Pour Cidade de Deus, Fernando Meirelles a fait jouer leur propre rôle aux habitants des favelas.

Le Festival international de films de Fribourg a programmé douze longs métrages, dont le controversé Tropa de Elite, autour du phénomène des favelas. Hantés par la violence et la misère, ces quartiers déshérités ont permis au cinéma brésilien de se réinventer.

Cidade de Deus (Cité de Dieu, 2002). C’est ainsi que la municipalité de Rio de Janeiro a baptisé le quartier qu’elle a construit dans les années 1960 pour loger les habitants d’une favela plus au centre de la ville vouée de ce fait à la démolition.

Le jeune Buscapé, à qui tout semble désormais possible, y rêve de devenir photographe. Mais le changement de décor ne suffit pas à modifier les comportements.

C’est ce que montre le film éponyme signé Fernando Meirelles projeté au Festival international de films de Fribourg (FIFF) dans le cadre du panorama «Fábulas da favela».

Ainsi, lorsque la criminalité reprend lentement mais sûrement ses droits dans la Cité de Dieu devenue bidonville, ses habitants replongent dans une spirale infernale.

La même que connaît une bonne partie des «favelados», comme on surnomme ceux qui vivent et survivent dans les favelas. A Rio de Janeiro, ils constitueraient aujourd’hui près de 20% de la population urbaine, une estimation à prendre certes précautionneusement mais qui trahit l’importance du phénomène.

La créativité des favelas

Au Brésil, ce n’est que depuis les années 1960 que les favelas ont droit de cité sur grand écran. Dans le sillage du Cinéma Novo et de ses réalisateurs engagés qui ont fait descendre les caméras dans la rue, les cinéastes brésiliens ont en effet commencé à tourner dans les quartiers pauvres.

«C’était un sujet complètement nouveau. Comment raconter ce qu’est une favela? Jusque-là, les mélodrames romantiques copiés sur le modèle américain dominaient. Or en allant dans la favela, les cinéastes se sont rendu compte qu’il ne fallait pas l’utiliser comme un décor mais comme un corps vivant. La favela donnait l’exemple de l’inégalité de la société brésilienne et recelait aussi une très grande force créatrice», explique José Carlos Avellar.

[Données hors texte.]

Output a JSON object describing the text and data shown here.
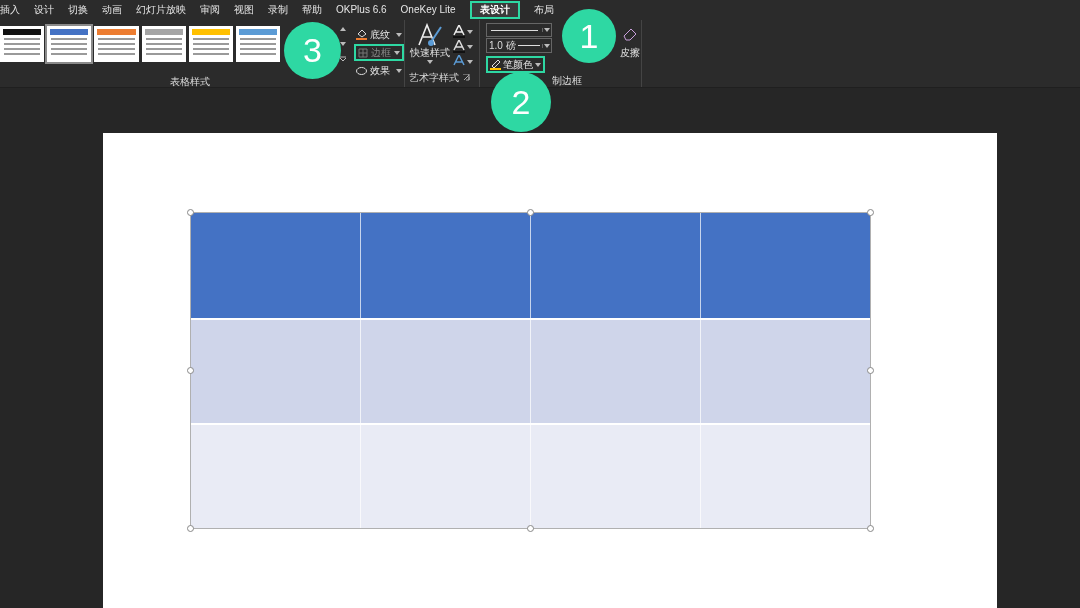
{
  "tabs": [
    {
      "label": "插入",
      "selected": false,
      "highlighted": false
    },
    {
      "label": "设计",
      "selected": false,
      "highlighted": false
    },
    {
      "label": "切换",
      "selected": false,
      "highlighted": false
    },
    {
      "label": "动画",
      "selected": false,
      "highlighted": false
    },
    {
      "label": "幻灯片放映",
      "selected": false,
      "highlighted": false
    },
    {
      "label": "审阅",
      "selected": false,
      "highlighted": false
    },
    {
      "label": "视图",
      "selected": false,
      "highlighted": false
    },
    {
      "label": "录制",
      "selected": false,
      "highlighted": false
    },
    {
      "label": "帮助",
      "selected": false,
      "highlighted": false
    },
    {
      "label": "OKPlus 6.6",
      "selected": false,
      "highlighted": false
    },
    {
      "label": "OneKey Lite",
      "selected": false,
      "highlighted": false
    },
    {
      "label": "表设计",
      "selected": true,
      "highlighted": true
    },
    {
      "label": "布局",
      "selected": false,
      "highlighted": false
    }
  ],
  "table_styles": {
    "label": "表格样式",
    "gallery": [
      {
        "color": "#111111",
        "selected": false
      },
      {
        "color": "#4472c4",
        "selected": true
      },
      {
        "color": "#ed7d31",
        "selected": false
      },
      {
        "color": "#a5a5a5",
        "selected": false
      },
      {
        "color": "#ffc000",
        "selected": false
      },
      {
        "color": "#5b9bd5",
        "selected": false
      }
    ],
    "buttons": [
      {
        "label": "底纹",
        "disabled": false,
        "highlighted": false,
        "kind": "shading"
      },
      {
        "label": "边框",
        "disabled": true,
        "highlighted": true,
        "kind": "border"
      },
      {
        "label": "效果",
        "disabled": false,
        "highlighted": false,
        "kind": "effects"
      }
    ]
  },
  "wordart_styles": {
    "label": "艺术字样式",
    "quick_styles": "快速样式"
  },
  "draw_borders": {
    "label": "制边框",
    "pen_weight": "1.0 磅",
    "pen_color": {
      "label": "笔颜色",
      "highlighted": true
    },
    "eraser": "皮擦"
  },
  "table": {
    "rows": [
      {
        "kind": "header"
      },
      {
        "kind": "band"
      },
      {
        "kind": "plain"
      }
    ]
  },
  "badges": [
    {
      "number": "1"
    },
    {
      "number": "2"
    },
    {
      "number": "3"
    }
  ]
}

Curateur du panorama et critique, il estime que la favela a aidé le cinéma brésilien à se réinventer, lui donnant davantage de consistance. Un film comme Cidade de Deus, tourné avec de nombreux acteurs non professionnels, atteint à cet égard une grande véracité, notamment au niveau des dialogues.

«’Il faut venir ici voir comment ils parlent. C’est complètement différent de ce qu’on avait écrit’, m’a dit Fernando Meirelles lors du tournage. Ensuite, il a corrigé le scénario», se souvient José Carlos Avellar. Pour lui, le mélange de documentaire et de fiction si caractéristique du cinéma brésilien doit beaucoup aux favelas et aux films qui ont été faits sur elles.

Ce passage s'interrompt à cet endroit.